In recent seasons Ross has performed Prokofiev’s Sinfonia concertante for Cello and Orchestra, the Walton Cello Concerto and the Brahms Double Concerto, the latter alongside former First Associate Concertmaster Sarah Kwak. In April 2014 he was soloist in performances of Eric Whitacre’s The River Cam, with the composer conducting. At Sommerfest 2014 he performed Prokofiev’s Sonata for Cello and Piano with Sommerfest Artistic Director Andrew Litton.

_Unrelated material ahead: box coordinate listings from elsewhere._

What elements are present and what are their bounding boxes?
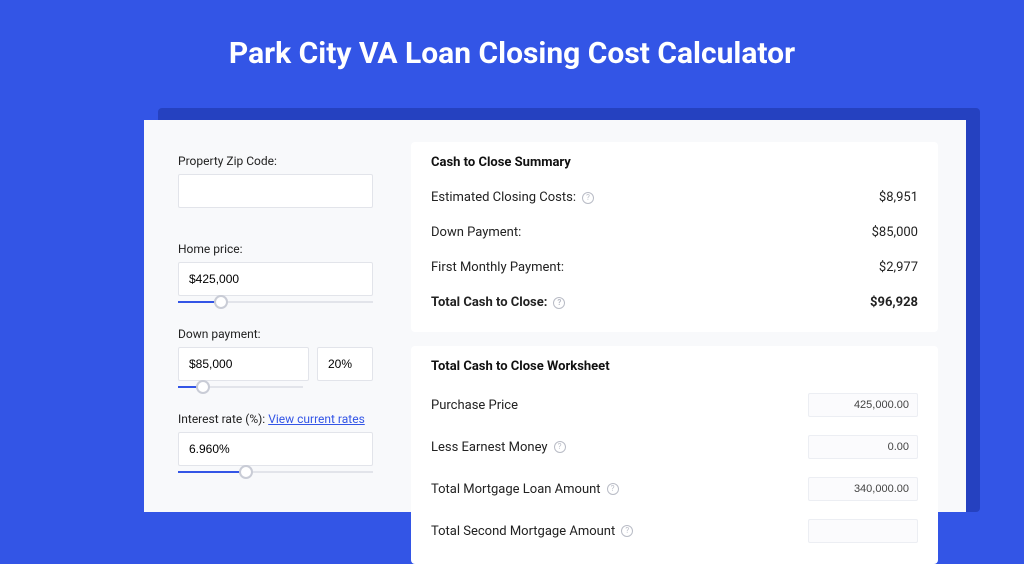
page-title: Park City VA Loan Closing Cost Calculato…: [0, 0, 1024, 95]
interest-rate-slider-thumb[interactable]: [239, 465, 253, 479]
worksheet-panel: Total Cash to Close Worksheet Purchase P…: [411, 346, 938, 564]
worksheet-input-second-mortgage[interactable]: [808, 519, 918, 543]
interest-rate-input[interactable]: [178, 432, 373, 466]
zip-input[interactable]: [178, 174, 373, 208]
worksheet-row-second-mortgage: Total Second Mortgage Amount ?: [431, 510, 918, 552]
worksheet-label: Total Mortgage Loan Amount: [431, 482, 601, 497]
worksheet-row-purchase-price: Purchase Price: [431, 384, 918, 426]
summary-row-first-payment: First Monthly Payment: $2,977: [431, 250, 918, 285]
results-column: Cash to Close Summary Estimated Closing …: [399, 120, 966, 512]
summary-row-closing-costs: Estimated Closing Costs: ? $8,951: [431, 180, 918, 215]
interest-rate-label: Interest rate (%): View current rates: [178, 412, 373, 426]
zip-field-group: Property Zip Code:: [178, 154, 373, 224]
home-price-label: Home price:: [178, 242, 373, 256]
worksheet-row-mortgage-amount: Total Mortgage Loan Amount ?: [431, 468, 918, 510]
help-icon[interactable]: ?: [607, 483, 619, 495]
summary-label: Estimated Closing Costs:: [431, 190, 576, 205]
summary-row-down-payment: Down Payment: $85,000: [431, 215, 918, 250]
summary-title: Cash to Close Summary: [431, 149, 918, 180]
help-icon[interactable]: ?: [582, 192, 594, 204]
down-payment-field-group: Down payment:: [178, 327, 373, 394]
calculator-card: Property Zip Code: Home price: Down paym…: [144, 120, 966, 512]
interest-rate-label-text: Interest rate (%):: [178, 412, 265, 426]
down-payment-slider-thumb[interactable]: [196, 380, 210, 394]
interest-rate-field-group: Interest rate (%): View current rates: [178, 412, 373, 479]
summary-value: $96,928: [870, 295, 918, 310]
summary-value: $2,977: [879, 260, 918, 275]
home-price-slider[interactable]: [178, 295, 373, 309]
summary-value: $8,951: [879, 190, 918, 205]
inputs-column: Property Zip Code: Home price: Down paym…: [144, 120, 399, 512]
worksheet-label: Total Second Mortgage Amount: [431, 524, 615, 539]
help-icon[interactable]: ?: [553, 297, 565, 309]
worksheet-input-mortgage-amount[interactable]: [808, 477, 918, 501]
summary-row-total: Total Cash to Close: ? $96,928: [431, 285, 918, 320]
summary-label: Down Payment:: [431, 225, 521, 240]
home-price-slider-thumb[interactable]: [214, 295, 228, 309]
worksheet-label: Less Earnest Money: [431, 440, 548, 455]
help-icon[interactable]: ?: [554, 441, 566, 453]
worksheet-input-earnest-money[interactable]: [808, 435, 918, 459]
interest-rate-slider[interactable]: [178, 465, 373, 479]
down-payment-pct-input[interactable]: [317, 347, 373, 381]
summary-label: First Monthly Payment:: [431, 260, 564, 275]
worksheet-label: Purchase Price: [431, 398, 518, 413]
worksheet-title: Total Cash to Close Worksheet: [431, 353, 918, 384]
summary-panel: Cash to Close Summary Estimated Closing …: [411, 142, 938, 332]
home-price-field-group: Home price:: [178, 242, 373, 309]
worksheet-input-purchase-price[interactable]: [808, 393, 918, 417]
zip-label: Property Zip Code:: [178, 154, 373, 168]
interest-rate-slider-fill: [178, 471, 246, 473]
summary-value: $85,000: [872, 225, 918, 240]
summary-label: Total Cash to Close:: [431, 295, 547, 310]
down-payment-label: Down payment:: [178, 327, 373, 341]
help-icon[interactable]: ?: [621, 525, 633, 537]
worksheet-row-earnest-money: Less Earnest Money ?: [431, 426, 918, 468]
home-price-input[interactable]: [178, 262, 373, 296]
down-payment-input[interactable]: [178, 347, 309, 381]
down-payment-slider[interactable]: [178, 380, 303, 394]
view-rates-link[interactable]: View current rates: [268, 412, 365, 426]
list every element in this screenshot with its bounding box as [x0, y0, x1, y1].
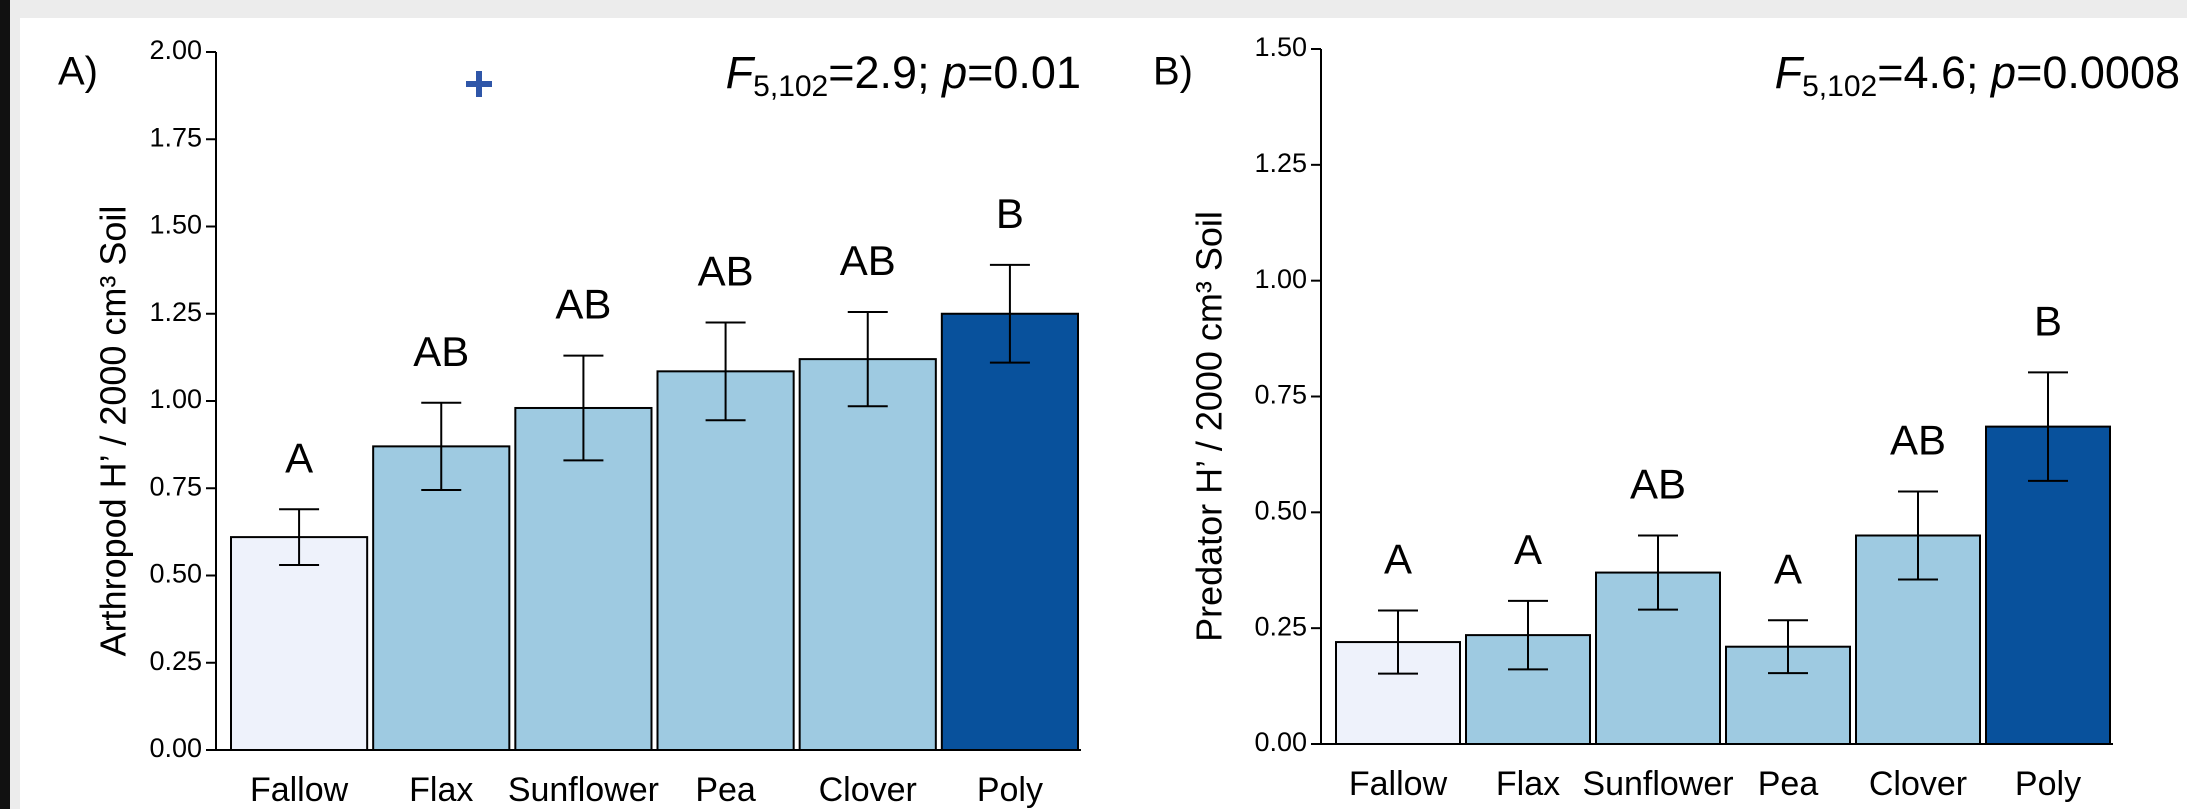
significance-letter: AB [1890, 417, 1946, 464]
y-tick-label: 0.00 [149, 733, 202, 763]
bar [940, 312, 1079, 751]
significance-letter: AB [698, 248, 754, 295]
stat-annotation: F5,102=2.9; p=0.01 [726, 47, 1081, 103]
stat-p: p [940, 47, 967, 98]
y-axis-label: Arthropod H’ / 2000 cm³ Soil [93, 206, 134, 657]
x-tick-label: Poly [2015, 765, 2081, 803]
x-tick-label: Pea [1758, 765, 1819, 803]
significance-letter: AB [413, 328, 469, 375]
bar [230, 536, 369, 751]
y-tick-label: 0.25 [149, 646, 202, 676]
x-tick-label: Fallow [1349, 765, 1448, 803]
stat-p-value: =0.0008 [2016, 47, 2180, 98]
significance-letter: A [1384, 536, 1412, 583]
y-tick-label: 0.50 [1254, 495, 1307, 525]
y-tick-label: 0.00 [1254, 727, 1307, 757]
x-tick-label: Clover [819, 771, 917, 809]
significance-letter: A [1774, 545, 1802, 592]
y-tick-label: 1.50 [1254, 32, 1307, 62]
bar [514, 406, 653, 751]
y-tick-label: 1.00 [149, 384, 202, 414]
stat-f: F [1775, 47, 1805, 98]
significance-letter: AB [840, 237, 896, 284]
y-axis-label: Predator H’ / 2000 cm³ Soil [1189, 211, 1230, 642]
significance-letter: B [996, 190, 1024, 237]
x-tick-label: Flax [1496, 765, 1560, 803]
bar [372, 445, 511, 751]
stat-p: p [1989, 47, 2016, 98]
y-tick-label: 1.25 [1254, 148, 1307, 178]
y-tick-label: 1.00 [1254, 264, 1307, 294]
significance-letter: A [1514, 526, 1542, 573]
plus-icon [466, 71, 492, 97]
stat-annotation: F5,102=4.6; p=0.0008 [1775, 47, 2180, 103]
x-tick-label: Pea [695, 771, 756, 809]
stat-f-value: =2.9; [828, 47, 942, 98]
stat-p-value: =0.01 [967, 47, 1081, 98]
y-tick-label: 0.50 [149, 559, 202, 589]
y-tick-label: 0.75 [149, 471, 202, 501]
bar [798, 358, 937, 751]
panel-label: A) [58, 50, 98, 94]
significance-letter: AB [555, 281, 611, 328]
x-tick-label: Fallow [250, 771, 349, 809]
bar [656, 370, 795, 751]
stat-df: 5,102 [1802, 70, 1877, 103]
left-edge [0, 0, 10, 809]
panel-label: B) [1153, 50, 1193, 94]
significance-letter: A [285, 434, 313, 481]
x-tick-label: Poly [977, 771, 1043, 809]
x-tick-label: Flax [409, 771, 473, 809]
y-tick-label: 1.50 [149, 210, 202, 240]
significance-letter: B [2034, 298, 2062, 345]
y-tick-label: 2.00 [149, 35, 202, 65]
x-tick-label: Clover [1869, 765, 1967, 803]
y-tick-label: 1.25 [149, 297, 202, 327]
stat-df: 5,102 [753, 70, 828, 103]
stat-f: F [726, 47, 756, 98]
y-tick-label: 0.25 [1254, 611, 1307, 641]
significance-letter: AB [1630, 461, 1686, 508]
y-tick-label: 1.75 [149, 122, 202, 152]
x-tick-label: Sunflower [1582, 765, 1733, 803]
x-tick-label: Sunflower [508, 771, 659, 809]
stat-f-value: =4.6; [1877, 47, 1991, 98]
y-tick-label: 0.75 [1254, 380, 1307, 410]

Before joining the Minnesota Orchestra, Ross was principal cello of the Rochester Philharmonic. Away from Orchestra Hall, he is active as a chamber musician, festival performer and educator. He is a member of Accordo, a chamber group made up of principal string players from the Minnesota Orchestra and Saint Paul Chamber Orchestra. He also performs with the Chamber Music Society of Minnesota. He has appeared in the Mostly Mozart, Music in the Vineyards, Cactus Pear (San Antonio), Bach Dancing and Dynamite Society (Madison) and Orcas Island festivals, and has performed on stages from Pensacola, Florida, to Rhodes, Greece. He has taught at the Eastman School of Music, the Aspen Festival, the Grand Teton orchestra seminar and Madeline Island Chamber Music.
Ross’ recordings include Bernstein’s Three Meditations with the Minnesota Orchestra under Eiji Oue, the George Lloyd Cello Concerto with the Albany Symphony under David Alan Miller, and works of Rachmaninoff and Elliott Carter for Boston Records.
A graduate of Indiana University, Ross earned a master’s degree at the State University of New York, Stony Brook. In 1982 he was awarded the bronze medal at the prestigious Tchaikovsky Competition, and he received McKnight Fellowships in 2001 and 2005.